En termes concrets, les économistes libéraux classiques ont appelé à plusieurs changements majeurs dans la sphère de l’organisation économique britannique et européenne. Le premier était l’abolition de nombreuses restrictions féodales et mercantiles sur la fabrication et le commerce intérieur des pays. Le second était la fin des tarifs douaniers et des restrictions que les gouvernements imposaient aux importations étrangères pour protéger les producteurs nationaux. En rejetant la réglementation du commerce par l’État, l’économie classique se fondait fermement sur la croyance en la supériorité d’un marché autorégulateur. Outre la pertinence de leurs arguments, les points de vue de Smith et de ses successeurs anglais du 19e siècle, l’économiste David Ricardo et le philosophe et économiste John Stuart Mill, sont devenus de plus en plus convaincants à mesure que la révolution industrielle britannique générait d’énormes richesses nouvelles et faisait de ce pays « l’atelier du monde ». Le libre-échange, semblait-il, rendrait tout le monde prospère.

Dans la vie économique comme en politique, donc, le principe directeur du libéralisme classique est devenu une insistance invariable sur la limitation du pouvoir du gouvernement.

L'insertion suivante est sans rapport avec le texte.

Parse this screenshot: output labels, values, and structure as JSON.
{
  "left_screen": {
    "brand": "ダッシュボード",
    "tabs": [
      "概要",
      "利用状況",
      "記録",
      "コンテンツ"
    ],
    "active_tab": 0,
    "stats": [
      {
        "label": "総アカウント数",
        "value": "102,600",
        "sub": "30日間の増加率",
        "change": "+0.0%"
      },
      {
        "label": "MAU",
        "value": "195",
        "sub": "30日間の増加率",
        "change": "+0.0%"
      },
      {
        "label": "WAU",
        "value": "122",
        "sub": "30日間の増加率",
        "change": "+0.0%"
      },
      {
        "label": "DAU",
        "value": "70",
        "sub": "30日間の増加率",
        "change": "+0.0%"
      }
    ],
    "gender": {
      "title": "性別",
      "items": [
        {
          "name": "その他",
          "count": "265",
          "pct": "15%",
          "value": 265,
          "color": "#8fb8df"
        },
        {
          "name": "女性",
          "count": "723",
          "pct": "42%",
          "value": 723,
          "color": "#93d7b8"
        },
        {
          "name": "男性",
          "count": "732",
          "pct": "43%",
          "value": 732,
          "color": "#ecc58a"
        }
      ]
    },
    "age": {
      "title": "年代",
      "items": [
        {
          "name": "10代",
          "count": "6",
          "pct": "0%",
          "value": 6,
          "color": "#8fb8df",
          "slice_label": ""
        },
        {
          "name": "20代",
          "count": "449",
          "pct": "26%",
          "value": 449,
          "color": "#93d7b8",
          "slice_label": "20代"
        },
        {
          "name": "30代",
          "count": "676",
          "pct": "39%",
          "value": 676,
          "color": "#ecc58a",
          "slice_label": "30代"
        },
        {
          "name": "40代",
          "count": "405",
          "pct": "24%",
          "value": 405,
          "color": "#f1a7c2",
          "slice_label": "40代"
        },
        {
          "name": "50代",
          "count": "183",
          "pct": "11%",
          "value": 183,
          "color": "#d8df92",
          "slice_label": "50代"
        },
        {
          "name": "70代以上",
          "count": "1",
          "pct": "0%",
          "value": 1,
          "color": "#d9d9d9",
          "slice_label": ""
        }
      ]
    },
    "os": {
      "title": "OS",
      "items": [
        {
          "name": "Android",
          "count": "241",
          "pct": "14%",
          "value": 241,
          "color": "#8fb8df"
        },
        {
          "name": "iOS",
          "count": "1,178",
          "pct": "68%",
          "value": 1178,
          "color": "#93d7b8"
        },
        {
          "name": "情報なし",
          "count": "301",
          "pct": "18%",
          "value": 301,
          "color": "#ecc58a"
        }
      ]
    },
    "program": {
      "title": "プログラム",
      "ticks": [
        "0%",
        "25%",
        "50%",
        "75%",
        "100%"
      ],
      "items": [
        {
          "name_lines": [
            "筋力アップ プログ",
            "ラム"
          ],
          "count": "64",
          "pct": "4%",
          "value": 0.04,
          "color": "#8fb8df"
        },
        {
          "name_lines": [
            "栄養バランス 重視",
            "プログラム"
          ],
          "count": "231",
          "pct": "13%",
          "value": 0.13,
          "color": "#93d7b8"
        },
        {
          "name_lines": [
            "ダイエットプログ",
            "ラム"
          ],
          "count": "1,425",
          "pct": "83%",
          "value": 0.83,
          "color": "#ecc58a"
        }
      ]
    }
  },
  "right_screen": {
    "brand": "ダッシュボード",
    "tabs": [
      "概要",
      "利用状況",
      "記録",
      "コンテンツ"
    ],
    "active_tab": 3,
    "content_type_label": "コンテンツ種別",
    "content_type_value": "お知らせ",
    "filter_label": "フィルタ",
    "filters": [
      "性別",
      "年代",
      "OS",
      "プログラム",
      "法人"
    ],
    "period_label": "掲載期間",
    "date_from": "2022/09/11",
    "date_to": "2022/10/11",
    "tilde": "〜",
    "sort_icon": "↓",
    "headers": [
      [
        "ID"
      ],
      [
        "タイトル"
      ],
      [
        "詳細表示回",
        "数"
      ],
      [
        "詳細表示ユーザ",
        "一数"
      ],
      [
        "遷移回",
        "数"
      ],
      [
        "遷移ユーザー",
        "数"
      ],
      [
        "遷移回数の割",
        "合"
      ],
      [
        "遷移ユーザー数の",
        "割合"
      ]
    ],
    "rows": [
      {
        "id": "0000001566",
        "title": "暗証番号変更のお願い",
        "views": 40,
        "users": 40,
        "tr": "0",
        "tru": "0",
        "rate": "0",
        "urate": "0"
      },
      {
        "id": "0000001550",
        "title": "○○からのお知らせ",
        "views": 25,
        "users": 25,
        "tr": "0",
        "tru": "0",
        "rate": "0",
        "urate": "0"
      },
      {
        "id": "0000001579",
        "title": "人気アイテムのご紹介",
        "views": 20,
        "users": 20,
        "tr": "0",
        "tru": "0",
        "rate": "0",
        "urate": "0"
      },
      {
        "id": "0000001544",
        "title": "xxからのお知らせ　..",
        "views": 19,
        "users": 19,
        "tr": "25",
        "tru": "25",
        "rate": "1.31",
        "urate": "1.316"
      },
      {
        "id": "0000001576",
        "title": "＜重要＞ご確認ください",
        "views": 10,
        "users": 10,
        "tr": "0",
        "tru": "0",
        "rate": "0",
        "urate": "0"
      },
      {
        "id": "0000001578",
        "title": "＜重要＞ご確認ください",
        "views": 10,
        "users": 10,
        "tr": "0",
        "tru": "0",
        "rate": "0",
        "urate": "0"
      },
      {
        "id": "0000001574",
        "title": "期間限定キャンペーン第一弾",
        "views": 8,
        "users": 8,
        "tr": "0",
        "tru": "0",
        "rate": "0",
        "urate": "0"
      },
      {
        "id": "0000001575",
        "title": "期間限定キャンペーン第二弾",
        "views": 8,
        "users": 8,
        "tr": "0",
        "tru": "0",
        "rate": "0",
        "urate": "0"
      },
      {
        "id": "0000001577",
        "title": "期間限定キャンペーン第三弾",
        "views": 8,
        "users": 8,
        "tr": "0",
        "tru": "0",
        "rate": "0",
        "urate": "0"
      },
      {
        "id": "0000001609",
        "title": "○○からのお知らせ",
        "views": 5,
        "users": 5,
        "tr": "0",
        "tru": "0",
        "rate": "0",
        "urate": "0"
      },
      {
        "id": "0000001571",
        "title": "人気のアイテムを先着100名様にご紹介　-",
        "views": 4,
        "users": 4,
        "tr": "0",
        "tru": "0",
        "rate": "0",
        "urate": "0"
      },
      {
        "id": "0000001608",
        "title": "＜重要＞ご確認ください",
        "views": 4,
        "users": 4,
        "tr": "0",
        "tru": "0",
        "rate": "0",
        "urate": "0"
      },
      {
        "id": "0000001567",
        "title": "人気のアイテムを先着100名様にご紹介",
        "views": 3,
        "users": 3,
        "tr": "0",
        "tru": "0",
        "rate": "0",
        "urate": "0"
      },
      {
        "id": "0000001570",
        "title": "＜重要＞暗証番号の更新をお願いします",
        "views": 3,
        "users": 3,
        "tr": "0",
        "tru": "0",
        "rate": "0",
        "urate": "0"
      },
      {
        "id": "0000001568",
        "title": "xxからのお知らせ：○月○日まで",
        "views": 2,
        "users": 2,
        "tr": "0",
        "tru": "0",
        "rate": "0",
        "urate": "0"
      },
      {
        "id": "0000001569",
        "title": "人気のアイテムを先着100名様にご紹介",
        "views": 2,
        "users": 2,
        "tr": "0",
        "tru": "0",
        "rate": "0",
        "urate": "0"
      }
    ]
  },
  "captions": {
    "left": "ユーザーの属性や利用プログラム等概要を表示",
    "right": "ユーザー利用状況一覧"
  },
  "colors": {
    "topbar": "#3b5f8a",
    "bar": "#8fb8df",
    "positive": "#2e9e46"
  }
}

Le philosophe anglais Jeremy Bentham a résumé de façon convaincante ce point de vue dans son seul conseil à l’État : « Soyez tranquille. » D’autres affirmaient que le meilleur gouvernement est celui qui gouverne le moins. Les libéraux classiques reconnaissaient volontiers que le gouvernement devait assurer l’éducation, l’hygiène, l’application de la loi, un système postal et d’autres services publics qui dépassaient la capacité de toute agence privée. Mais les libéraux croyaient généralement que, en dehors de ces fonctions, le gouvernement ne doit pas essayer de faire pour l’individu ce qu’il est capable de faire pour lui-même.